Israel renews ‘anti-Semitism’ jibe against EU’s Borrell after latest criticism
  • Borrell said the Nuseirat strike showed a “disregard of the basic principles” of international humanitarian law
  • UNRWA said six of its staff were killed in two Israeli strikes on the school

JERUSALEM: Israel’s foreign minister again accused EU foreign policy chief Josep Borrell of “anti-Semitism” Saturday after the top diplomat expressed outrage at the killing of UN staff in an Israeli strike in Gaza.
“Josep Borrell is an anti-Semite and Israel-hater who consistently tries to pass resolutions and sanctions against Israel in the EU, only to be blocked by most member states,” Foreign Minister Israel Katz said in a statement.
On Thursday, Borrell said he was “outraged” by the killing of six employees from the UN Palestinian refugee agency (UNRWA) in an Israeli air strike on a school-turned-shelter in the Nuseirat area of central Gaza the day before.
The attack flattened part of the UN-run Al-Jawni School on Wednesday, leaving only a pile of charred rebar and concrete.

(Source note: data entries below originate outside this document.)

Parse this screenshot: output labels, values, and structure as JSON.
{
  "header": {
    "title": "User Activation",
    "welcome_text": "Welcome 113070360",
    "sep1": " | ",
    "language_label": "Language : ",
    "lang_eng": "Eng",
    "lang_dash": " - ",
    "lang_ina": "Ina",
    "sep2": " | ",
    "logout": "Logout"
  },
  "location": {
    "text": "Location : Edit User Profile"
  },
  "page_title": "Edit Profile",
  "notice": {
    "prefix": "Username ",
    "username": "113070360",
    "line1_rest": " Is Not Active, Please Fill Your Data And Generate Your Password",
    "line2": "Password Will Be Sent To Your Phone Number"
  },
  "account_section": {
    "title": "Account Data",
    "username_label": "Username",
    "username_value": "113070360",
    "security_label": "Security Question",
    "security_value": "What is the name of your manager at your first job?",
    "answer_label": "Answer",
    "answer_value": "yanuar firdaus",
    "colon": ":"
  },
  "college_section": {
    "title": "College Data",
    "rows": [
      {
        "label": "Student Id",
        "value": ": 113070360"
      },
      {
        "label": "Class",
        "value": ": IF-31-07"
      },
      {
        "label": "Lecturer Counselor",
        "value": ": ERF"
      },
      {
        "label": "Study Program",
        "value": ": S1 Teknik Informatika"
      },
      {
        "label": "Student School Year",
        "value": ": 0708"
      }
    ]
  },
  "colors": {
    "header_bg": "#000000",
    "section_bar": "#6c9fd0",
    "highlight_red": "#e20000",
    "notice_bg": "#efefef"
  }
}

Gaza’s civil defense agency and the United Nations said at least 18 people, among them women and children, were killed in the strike, while the Israeli military said it had targeted Hamas militants.
The military said it had killed nine militants, including three who were also UNRWA employees.
UNRWA said six of its staff were killed in two Israeli strikes on the school.
It was the deadliest single incident for the agency in more than 11 months of war and drew international condemnation.
Katz has repeatedly levelled accusations of “anti-Semitism” against the European Union foreign policy chief, who has consistently spoken out against perceived Israeli abuses in Gaza and the West Bank.
Borrell said the Nuseirat strike showed a “disregard of the basic principles” of international humanitarian law.
On Saturday, Katz retorted: “There’s a difference between legitimate criticism... and the anti-Semitic, hate-filled campaign Borrell is leading against Israel — reminiscent of history’s worst anti-Semites.”
UNRWA has said at least 220 members of the agency’s staff have been killed in the Israel-Hamas war in Gaza, which was triggered by Hamas’s unprecedented attack on southern Israel on October 7.
On Friday, UNRWA announced one of its employees was killed during an Israeli raid in the occupied West Bank, the first such death in the territory in more than a decade.
UNRWA has more than 30,000 employees in the Palestinian territories and elsewhere.
It has been in crisis since Israel accused a dozen of its employees of being involved in the October 7 attack.
The UN immediately fired the implicated staff members, and a probe found some “neutrality related issues” but stressed Israel had not provided evidence for its main allegations.